Joint integrability and spectral rigidity for Anosov diffeomorphisms

TL;DR

This paper investigates the geometric and spectral properties of Anosov diffeomorphisms on tori, showing that joint integrability of certain subbundles implies conjugacy to linear models and spectral rigidity, with specific results in four dimensions.

Contribution

It establishes conditions under which Anosov diffeomorphisms are conjugate to linear models, revealing spectral rigidity and coherence properties, especially in four-dimensional cases.

Findings

Joint integrability implies conjugacy to linear foliation.

Existence of finest dominated splitting matching linear model.

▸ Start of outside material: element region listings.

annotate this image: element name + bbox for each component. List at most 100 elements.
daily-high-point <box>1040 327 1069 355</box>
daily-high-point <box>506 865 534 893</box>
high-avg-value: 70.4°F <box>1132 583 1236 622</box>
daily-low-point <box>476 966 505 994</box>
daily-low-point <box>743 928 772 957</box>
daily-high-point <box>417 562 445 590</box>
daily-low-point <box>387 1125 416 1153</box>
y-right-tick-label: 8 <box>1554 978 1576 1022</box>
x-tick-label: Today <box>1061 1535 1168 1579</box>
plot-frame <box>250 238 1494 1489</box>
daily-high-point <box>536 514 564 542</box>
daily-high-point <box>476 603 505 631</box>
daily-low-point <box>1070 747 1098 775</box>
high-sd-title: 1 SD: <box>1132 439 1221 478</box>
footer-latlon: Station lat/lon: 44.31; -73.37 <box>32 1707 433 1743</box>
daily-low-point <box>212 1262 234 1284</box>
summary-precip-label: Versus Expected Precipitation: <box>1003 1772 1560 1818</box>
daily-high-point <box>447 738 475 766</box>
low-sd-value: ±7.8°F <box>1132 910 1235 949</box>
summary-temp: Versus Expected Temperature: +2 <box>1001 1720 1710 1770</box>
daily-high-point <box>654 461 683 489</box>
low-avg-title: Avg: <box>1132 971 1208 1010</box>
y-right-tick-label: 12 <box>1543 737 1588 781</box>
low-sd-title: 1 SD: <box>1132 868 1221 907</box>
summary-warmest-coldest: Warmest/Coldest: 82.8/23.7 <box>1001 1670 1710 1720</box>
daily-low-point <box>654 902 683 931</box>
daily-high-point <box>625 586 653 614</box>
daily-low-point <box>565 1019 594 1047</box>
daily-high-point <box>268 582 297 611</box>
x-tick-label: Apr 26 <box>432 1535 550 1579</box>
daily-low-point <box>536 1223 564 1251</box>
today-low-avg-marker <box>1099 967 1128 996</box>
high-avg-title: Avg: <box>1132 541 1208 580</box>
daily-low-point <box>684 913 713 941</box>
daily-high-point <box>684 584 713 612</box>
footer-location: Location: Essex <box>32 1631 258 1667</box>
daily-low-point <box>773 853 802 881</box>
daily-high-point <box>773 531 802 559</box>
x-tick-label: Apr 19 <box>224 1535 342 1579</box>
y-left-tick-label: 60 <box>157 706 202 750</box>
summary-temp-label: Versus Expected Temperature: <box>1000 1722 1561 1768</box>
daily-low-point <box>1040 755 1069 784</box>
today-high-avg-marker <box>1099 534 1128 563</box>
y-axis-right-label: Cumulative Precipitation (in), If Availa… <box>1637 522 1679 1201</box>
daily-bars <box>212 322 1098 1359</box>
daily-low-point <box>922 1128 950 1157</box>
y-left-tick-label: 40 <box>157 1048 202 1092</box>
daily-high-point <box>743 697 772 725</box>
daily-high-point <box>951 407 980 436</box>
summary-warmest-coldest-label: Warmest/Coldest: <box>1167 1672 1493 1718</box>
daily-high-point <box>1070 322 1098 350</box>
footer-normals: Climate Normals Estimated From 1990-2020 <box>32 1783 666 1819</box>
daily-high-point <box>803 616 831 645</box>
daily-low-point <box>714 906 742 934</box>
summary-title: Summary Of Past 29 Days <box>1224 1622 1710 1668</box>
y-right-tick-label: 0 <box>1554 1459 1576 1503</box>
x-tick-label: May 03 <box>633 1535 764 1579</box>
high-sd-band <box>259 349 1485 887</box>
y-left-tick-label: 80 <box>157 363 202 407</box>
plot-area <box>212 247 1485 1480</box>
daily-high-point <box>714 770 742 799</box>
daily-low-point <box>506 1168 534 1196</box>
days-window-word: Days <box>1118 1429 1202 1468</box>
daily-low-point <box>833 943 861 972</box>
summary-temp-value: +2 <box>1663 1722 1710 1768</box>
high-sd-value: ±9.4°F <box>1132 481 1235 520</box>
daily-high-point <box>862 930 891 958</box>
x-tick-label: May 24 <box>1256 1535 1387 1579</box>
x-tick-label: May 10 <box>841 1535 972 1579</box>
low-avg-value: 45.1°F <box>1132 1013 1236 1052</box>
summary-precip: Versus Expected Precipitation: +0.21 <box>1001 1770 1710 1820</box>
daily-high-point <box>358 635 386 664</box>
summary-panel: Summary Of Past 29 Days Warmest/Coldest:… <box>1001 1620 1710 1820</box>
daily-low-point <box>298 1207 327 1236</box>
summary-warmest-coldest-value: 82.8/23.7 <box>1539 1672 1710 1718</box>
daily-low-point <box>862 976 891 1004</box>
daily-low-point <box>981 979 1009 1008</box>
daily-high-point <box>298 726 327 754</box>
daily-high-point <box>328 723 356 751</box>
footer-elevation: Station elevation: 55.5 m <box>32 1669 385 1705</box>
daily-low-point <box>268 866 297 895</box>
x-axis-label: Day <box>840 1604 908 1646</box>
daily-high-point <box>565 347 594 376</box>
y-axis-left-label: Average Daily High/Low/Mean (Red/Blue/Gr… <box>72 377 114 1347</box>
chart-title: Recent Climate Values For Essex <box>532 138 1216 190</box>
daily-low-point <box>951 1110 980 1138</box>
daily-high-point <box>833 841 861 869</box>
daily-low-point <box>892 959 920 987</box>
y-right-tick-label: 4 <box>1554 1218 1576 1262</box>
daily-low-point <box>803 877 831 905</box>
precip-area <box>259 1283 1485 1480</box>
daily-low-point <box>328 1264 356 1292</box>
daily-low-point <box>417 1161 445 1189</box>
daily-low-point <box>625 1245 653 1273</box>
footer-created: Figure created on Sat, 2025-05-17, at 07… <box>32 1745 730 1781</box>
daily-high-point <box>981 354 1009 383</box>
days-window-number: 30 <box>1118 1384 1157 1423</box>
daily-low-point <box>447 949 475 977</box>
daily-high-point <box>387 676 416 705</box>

Spectral rigidity along stable and unstable subbundles.

Abstract

Let $f\colon\mathbb{T}^d\to\mathbb{T}^d$ be an Anosov diffeomorphism whose linearization $A\in{\rm GL}(d,\mathbb{Z})$ is irreducible. Assume that $f$ is also absolutely partially hyperbolic where a weak stable subbundle is considered as the center subbundle. We show that if the strong stable and unstable subbundles are jointly integrable, then $f$ is dynamically coherent and all foliations match corresponding linear foliation under the conjugacy to the linearization $A$. Moreover, $f$ admits the finest dominated splitting in weak stable subbundle with dimensions matching those for $A$, and it has spectral rigidity along all these subbundles. In dimension 4 we are also able to obtain a similar result which allows to group the weak stable and unstable subbundles into a center subbundle and assumes joint integrability of strong stable and unstable subbundles. As an application, we show that for every symplectic diffeomorphism $f\in{\rm Diff}^2_{\omega}(\mathbb{T}^4)$ which is $C^1$-close to an irreducible non-conformal automorphism $A\in{\rm Sp}(4,\mathbb{Z})$, the extremal subbundles of $f$ are jointly integrable if and only if $f$ is smoothly conjugate to $A$.